I’ve been doing pretty good at finding answers without asking for the last year and a half, but I finally screwed up.
I was setting up a new workstaion install, I use 3 user profiles in a group. Multiple hard drives, I use one for the 3 users to read/write/execute, basically fulltime access whenever needed.
I Set up a new directory (vault) for the mountpoint, chmod, had access with the 3 users, all good except user 1 (all users) couldn’t create say a new folder/file inside a folder created by another user, delete was only thing that worked properly.
So I tried and failed at setting guid, I only checked it with the user setting it up, not right or maybe it was and all I needed to do was reboot. I deleted the directory, and now no boot.

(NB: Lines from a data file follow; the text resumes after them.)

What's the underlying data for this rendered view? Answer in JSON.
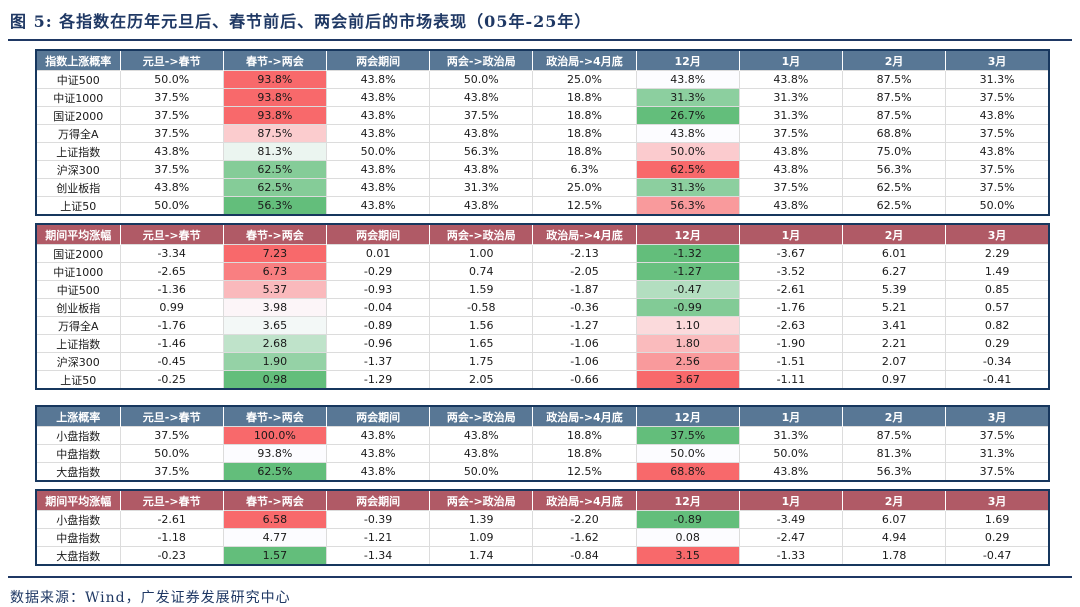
{
  "title": "图 5: 各指数在历年元旦后、春节前后、两会前后的市场表现（05年-25年）",
  "source": "数据来源：Wind，广发证券发展研究中心",
  "colors": {
    "header_blue": "#587795",
    "header_red": "#B05A66",
    "border_navy": "#17375E",
    "title_navy": "#1F3864",
    "scale_red": "#F8696B",
    "scale_mid": "#FCFCFF",
    "scale_green": "#63BE7B"
  },
  "chart_data": [
    {
      "type": "table",
      "name": "index-rise-probability",
      "theme": "blue",
      "columns": [
        "指数上涨概率",
        "元旦->春节",
        "春节->两会",
        "两会期间",
        "两会->政治局",
        "政治局->4月底",
        "12月",
        "1月",
        "2月",
        "3月"
      ],
      "heat_columns": [
        1,
        5
      ],
      "rows": [
        {
          "label": "中证500",
          "values": [
            "50.0%",
            "93.8%",
            "43.8%",
            "50.0%",
            "25.0%",
            "43.8%",
            "43.8%",
            "87.5%",
            "31.3%"
          ]
        },
        {
          "label": "中证1000",
          "values": [
            "37.5%",
            "93.8%",
            "43.8%",
            "43.8%",
            "18.8%",
            "31.3%",
            "31.3%",
            "87.5%",
            "37.5%"
          ]
        },
        {
          "label": "国证2000",
          "values": [
            "37.5%",
            "93.8%",
            "43.8%",
            "37.5%",
            "18.8%",
            "26.7%",
            "31.3%",
            "87.5%",
            "43.8%"
          ]
        },
        {
          "label": "万得全A",
          "values": [
            "37.5%",
            "87.5%",
            "43.8%",
            "43.8%",
            "18.8%",
            "43.8%",
            "37.5%",
            "68.8%",
            "37.5%"
          ]
        },
        {
          "label": "上证指数",
          "values": [
            "43.8%",
            "81.3%",
            "50.0%",
            "56.3%",
            "18.8%",
            "50.0%",
            "43.8%",
            "75.0%",
            "43.8%"
          ]
        },
        {
          "label": "沪深300",
          "values": [
            "37.5%",
            "62.5%",
            "43.8%",
            "43.8%",
            "6.3%",
            "62.5%",
            "43.8%",
            "56.3%",
            "37.5%"
          ]
        },
        {
          "label": "创业板指",
          "values": [
            "43.8%",
            "62.5%",
            "43.8%",
            "31.3%",
            "25.0%",
            "31.3%",
            "37.5%",
            "62.5%",
            "37.5%"
          ]
        },
        {
          "label": "上证50",
          "values": [
            "50.0%",
            "56.3%",
            "43.8%",
            "43.8%",
            "12.5%",
            "56.3%",
            "43.8%",
            "62.5%",
            "50.0%"
          ]
        }
      ]
    },
    {
      "type": "table",
      "name": "index-period-average-change",
      "theme": "red",
      "columns": [
        "期间平均涨幅",
        "元旦->春节",
        "春节->两会",
        "两会期间",
        "两会->政治局",
        "政治局->4月底",
        "12月",
        "1月",
        "2月",
        "3月"
      ],
      "heat_columns": [
        1,
        5
      ],
      "rows": [
        {
          "label": "国证2000",
          "values": [
            "-3.34",
            "7.23",
            "0.01",
            "1.00",
            "-2.13",
            "-1.32",
            "-3.67",
            "6.01",
            "2.29"
          ]
        },
        {
          "label": "中证1000",
          "values": [
            "-2.65",
            "6.73",
            "-0.29",
            "0.74",
            "-2.05",
            "-1.27",
            "-3.52",
            "6.27",
            "1.49"
          ]
        },
        {
          "label": "中证500",
          "values": [
            "-1.36",
            "5.37",
            "-0.93",
            "1.59",
            "-1.87",
            "-0.47",
            "-2.61",
            "5.39",
            "0.85"
          ]
        },
        {
          "label": "创业板指",
          "values": [
            "0.99",
            "3.98",
            "-0.04",
            "-0.58",
            "-0.36",
            "-0.99",
            "-1.76",
            "5.21",
            "0.57"
          ]
        },
        {
          "label": "万得全A",
          "values": [
            "-1.76",
            "3.65",
            "-0.89",
            "1.56",
            "-1.27",
            "1.10",
            "-2.63",
            "3.41",
            "0.82"
          ]
        },
        {
          "label": "上证指数",
          "values": [
            "-1.46",
            "2.68",
            "-0.96",
            "1.65",
            "-1.06",
            "1.80",
            "-1.90",
            "2.21",
            "0.29"
          ]
        },
        {
          "label": "沪深300",
          "values": [
            "-0.45",
            "1.90",
            "-1.37",
            "1.75",
            "-1.06",
            "2.56",
            "-1.51",
            "2.07",
            "-0.34"
          ]
        },
        {
          "label": "上证50",
          "values": [
            "-0.25",
            "0.98",
            "-1.29",
            "2.05",
            "-0.66",
            "3.67",
            "-1.11",
            "0.97",
            "-0.41"
          ]
        }
      ]
    },
    {
      "type": "table",
      "name": "cap-rise-probability",
      "theme": "blue",
      "columns": [
        "上涨概率",
        "元旦->春节",
        "春节->两会",
        "两会期间",
        "两会->政治局",
        "政治局->4月底",
        "12月",
        "1月",
        "2月",
        "3月"
      ],
      "heat_columns": [
        1,
        5
      ],
      "rows": [
        {
          "label": "小盘指数",
          "values": [
            "37.5%",
            "100.0%",
            "43.8%",
            "43.8%",
            "18.8%",
            "37.5%",
            "31.3%",
            "87.5%",
            "37.5%"
          ]
        },
        {
          "label": "中盘指数",
          "values": [
            "50.0%",
            "93.8%",
            "43.8%",
            "43.8%",
            "18.8%",
            "50.0%",
            "50.0%",
            "81.3%",
            "31.3%"
          ]
        },
        {
          "label": "大盘指数",
          "values": [
            "37.5%",
            "62.5%",
            "43.8%",
            "50.0%",
            "12.5%",
            "68.8%",
            "43.8%",
            "56.3%",
            "37.5%"
          ]
        }
      ]
    },
    {
      "type": "table",
      "name": "cap-period-average-change",
      "theme": "red",
      "columns": [
        "期间平均涨幅",
        "元旦->春节",
        "春节->两会",
        "两会期间",
        "两会->政治局",
        "政治局->4月底",
        "12月",
        "1月",
        "2月",
        "3月"
      ],
      "heat_columns": [
        1,
        5
      ],
      "rows": [
        {
          "label": "小盘指数",
          "values": [
            "-2.61",
            "6.58",
            "-0.39",
            "1.39",
            "-2.20",
            "-0.89",
            "-3.49",
            "6.07",
            "1.69"
          ]
        },
        {
          "label": "中盘指数",
          "values": [
            "-1.18",
            "4.77",
            "-1.21",
            "1.09",
            "-1.62",
            "0.08",
            "-2.47",
            "4.94",
            "0.29"
          ]
        },
        {
          "label": "大盘指数",
          "values": [
            "-0.23",
            "1.57",
            "-1.34",
            "1.74",
            "-0.84",
            "3.15",
            "-1.33",
            "1.78",
            "-0.47"
          ]
        }
      ]
    }
  ]
}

TTY’d, created the directory back in, didn’t boot. There is 2 new files, .hcwd and .autorelabel, I was going to delete them, but decided to wait and ask.
I threw the white flag, first time. With it a one day install, 10hrs searching, tty on 4k, I yanked a copy of /home, popped my edited iso in (my programs, not defaults), install, swapped /homes, fully funtional in 30mins.

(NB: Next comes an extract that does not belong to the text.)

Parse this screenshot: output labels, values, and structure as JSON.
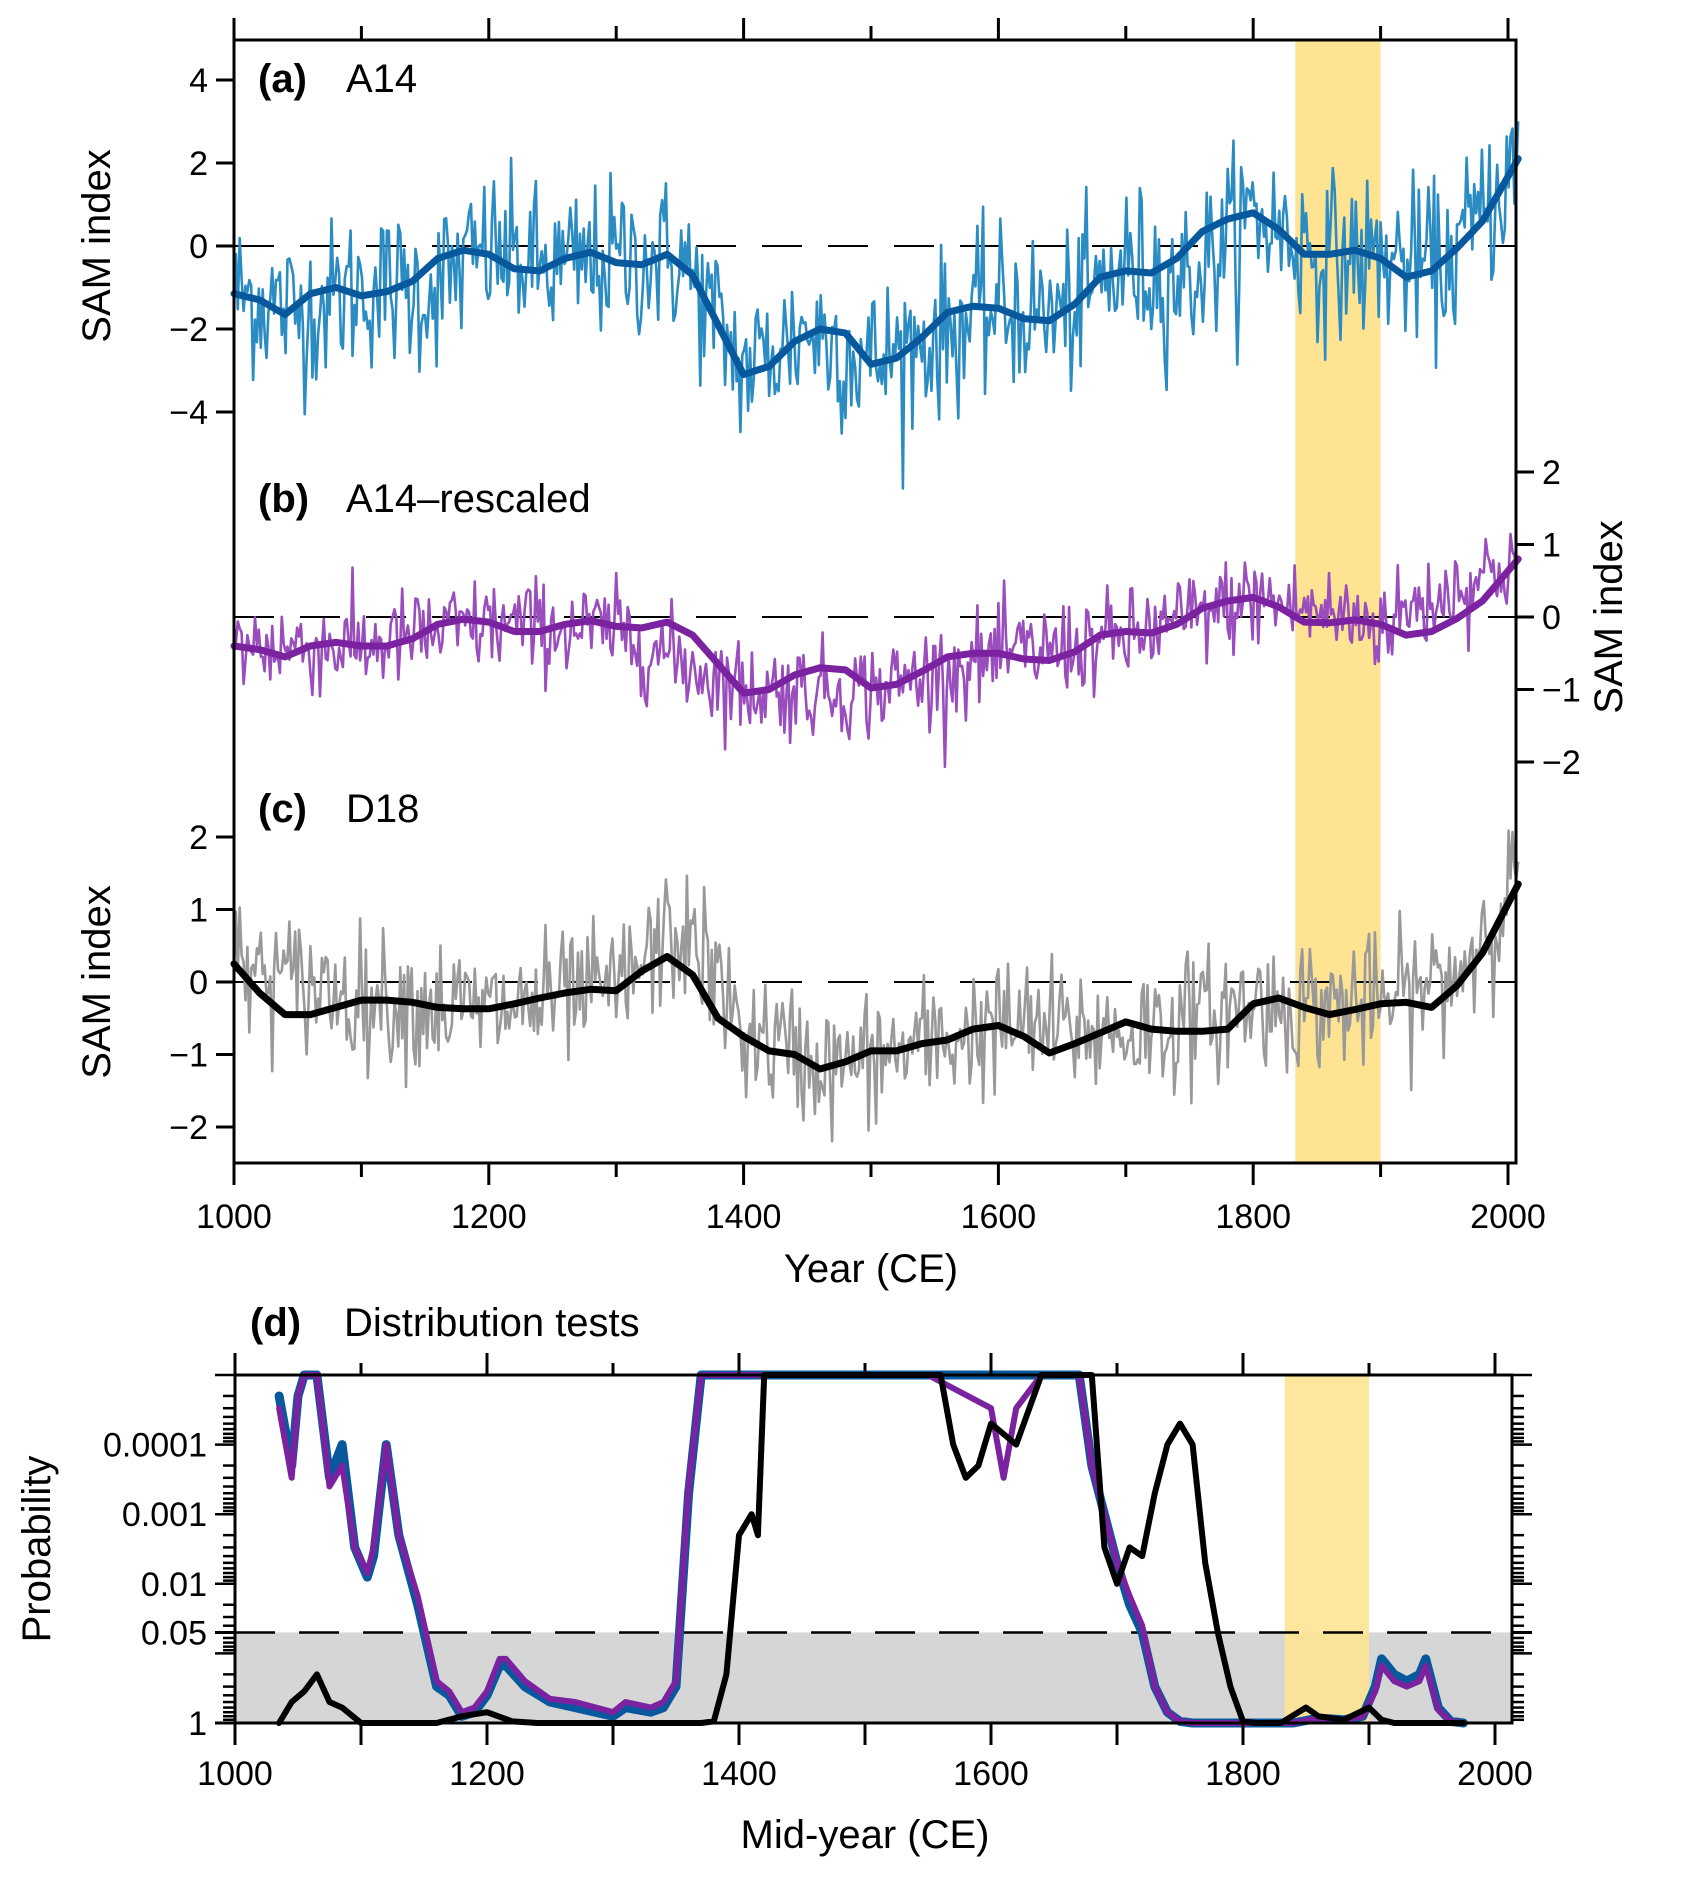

I will search a bit more selinux, always learning.
99.9% of the time I have no problems with selinux.
I run it in enforcing mode full time and it automatically labels files and directories with the proper context.
When switching from disabled to either permissive or enforcing the only requirement would be to initially relabel the selinux context for the entire system.
The steps would be to
edit /etc/selinux/config and set SELINUX=permissive and SELINUXTYPE=targeted`
reboot
run the command sudo fixfiles onboot
or
run the command sudo restorecon -RF /
Either command will restore the selinux context across the entire file system. The first does so during boot and must complete before it will finish booting. The second does so while the system is running and must be allowed to complete before doing a shutdown or reboot.
after step 3 completes it is simple to edit the /etc/selinux/config file again and set SELINUX=enforcing then reboot.
At this point selinux should be in enforcing mode and should keep the file system context properly labeled for you. (Permissive mode also keeps things properly labeled but does not enforce the policies.